Along with structural damage, Japanese knotweed hampers natural diversity by stopping ecosystems from thriving – muscling out other species. In a laboratory setting, tests have showed that the psyllid can stunt the growth of knotweed. It’s hoped that in the wild, the insect will constantly debilitate the plant, allowing others to outcompete it. Progress will be slow, it’s expected to take 5-10 years for the psyllid to work its magic. In the long term, the aim is not to completely wipe knotweed off the face of Britain, more to make it manageable and less of a drain on our finances.
Nothing in the armoury
Dick Shaw, principal scientist on the knotweed project at CABI Europe (a not-for-profit research centre in Surrey) 3 3 says that while biocontrol has been around in essence for 100 years, this is an exciting time in general for the science. There are two reasons for this. One is necessity, partly because of the virtual ban on the use of chemicals in or near any body of water in Europe, as well as the Water Framework Directive, which requires all Member States’ water bodies to reach ‘good ecological status’ by 2015.
Shaw says without using biocontrol methods, “You might have a six-inch mat of floating weeds 20 miles long, killing everything underneath it, and nothing in the armoury apart from manually hauling the stuff out.” For this reason he believes there are huge opportunities for biocontrol as a method of keeping pests in check.
The other boost has come from improvements in technology. A technique known as molecular phylogeny uses DNA tools to characterise the relatedness between species. This is crucial to effective biocontrol. If you want to find the best and safest predators that are highly specific to a particular weed or animal, you need precision in understanding the relationships between species. “Before, this was down to human decisions,” explains Shaw. “Insects have always been better at distinguishing between plant species because they have spent thousands of years evolving with them.”
Anything that moved
By analysing their molecular building blocks, scientists are able to select possible biocontrol agents with incredible precision. It is when this precision is lacking that failures of biocontrol have slipped through the net – with disastrous consequences. The most famous example of a species introduction going badly wrong is the cane toad, transported from Hawaii to Australia in 1935 to control scarab beetles. It turned its attentions to anything that moved and could be swallowed.

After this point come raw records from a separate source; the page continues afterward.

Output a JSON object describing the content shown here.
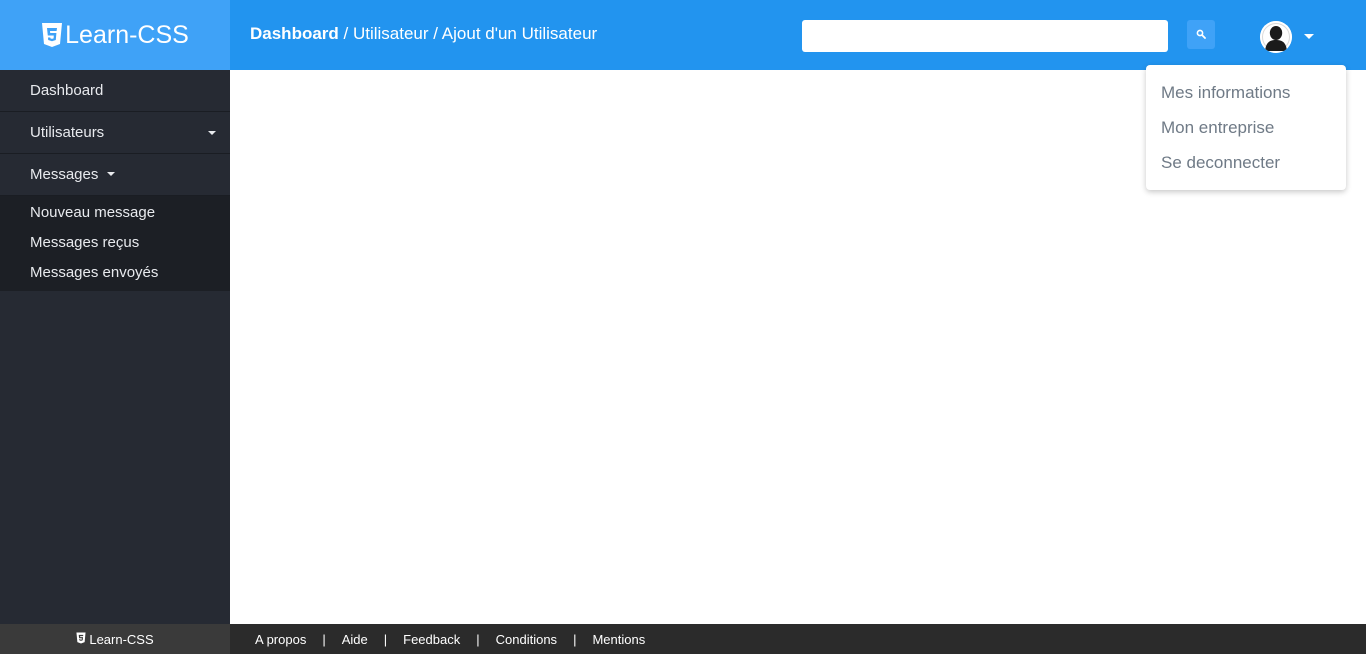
{
  "brand": {
    "name": "Learn-CSS"
  },
  "breadcrumb": {
    "root": "Dashboard",
    "separator": " / ",
    "section": "Utilisateur",
    "page": "Ajout d'un Utilisateur"
  },
  "search": {
    "value": "",
    "placeholder": "",
    "icon": "search-icon"
  },
  "user_menu": {
    "items": [
      "Mes informations",
      "Mon entreprise",
      "Se deconnecter"
    ]
  },
  "sidebar": {
    "items": [
      {
        "label": "Dashboard"
      },
      {
        "label": "Utilisateurs"
      },
      {
        "label": "Messages"
      }
    ],
    "messages_submenu": [
      "Nouveau message",
      "Messages reçus",
      "Messages envoyés"
    ]
  },
  "footer": {
    "brand": "Learn-CSS",
    "separator": "|",
    "links": [
      "A propos",
      "Aide",
      "Feedback",
      "Conditions",
      "Mentions"
    ]
  },
  "colors": {
    "brand_bg": "#3fa2f7",
    "header_bg": "#2294ef",
    "sidebar_bg": "#262a33",
    "submenu_bg": "#1c1f25",
    "footer_bg": "#2b2b2b",
    "dropdown_text": "#6f7a86"
  }
}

Another is the African land snail, introduced to French Polynesia, which has indirectly led to the near extinction of the tiny Partula tree snail. Things also went wrong after the introduction of the harlequin ladybird. It was licenced for use in glasshouses in some areas of Europe. But against all rules and advice, some people released them into the wild, where they spread like wildfire.

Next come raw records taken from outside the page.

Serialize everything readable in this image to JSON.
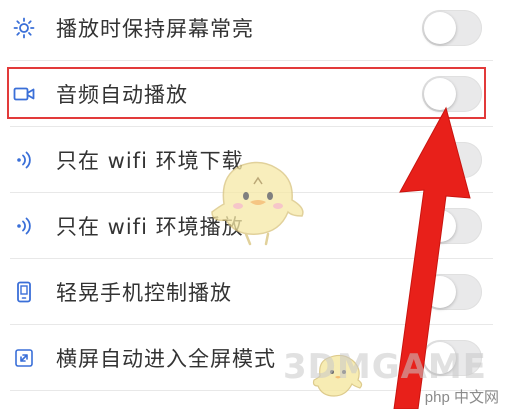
{
  "settings": {
    "items": [
      {
        "icon": "sun-icon",
        "label": "播放时保持屏幕常亮",
        "enabled": false
      },
      {
        "icon": "video-camera-icon",
        "label": "音频自动播放",
        "enabled": false
      },
      {
        "icon": "wifi-signal-icon",
        "label": "只在 wifi 环境下载",
        "enabled": false
      },
      {
        "icon": "wifi-signal-icon",
        "label": "只在 wifi 环境播放",
        "enabled": false
      },
      {
        "icon": "phone-icon",
        "label": "轻晃手机控制播放",
        "enabled": false
      },
      {
        "icon": "fullscreen-icon",
        "label": "横屏自动进入全屏模式",
        "enabled": false
      }
    ]
  },
  "watermark": {
    "brand": "3DMGAME",
    "site": "php 中文网"
  },
  "colors": {
    "highlight": "#e23a3a",
    "arrow": "#e8201a",
    "icon": "#3a6fd8"
  }
}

Dick Shaw says that in the UK at least, rigorous risk analyses must be applied before any biocontrol agent can be released. Cane toads and African land snails were released against all expert advice at the time. “These were crazy decisions,” he says. “There have been 1000 releases of weed biological control agents around the world, and of those 1000, eight had non-target [unwanted] effects. Of those eight, seven of these results were predicted by scientists.” Carried out properly, biocontrol can be a very valuable weapon against pests.
After all, what knows the weaknesses of a species better than its natural born enemies? As Dick Shaw says, “We’re constantly surprised by how clever insects and fungi can be.”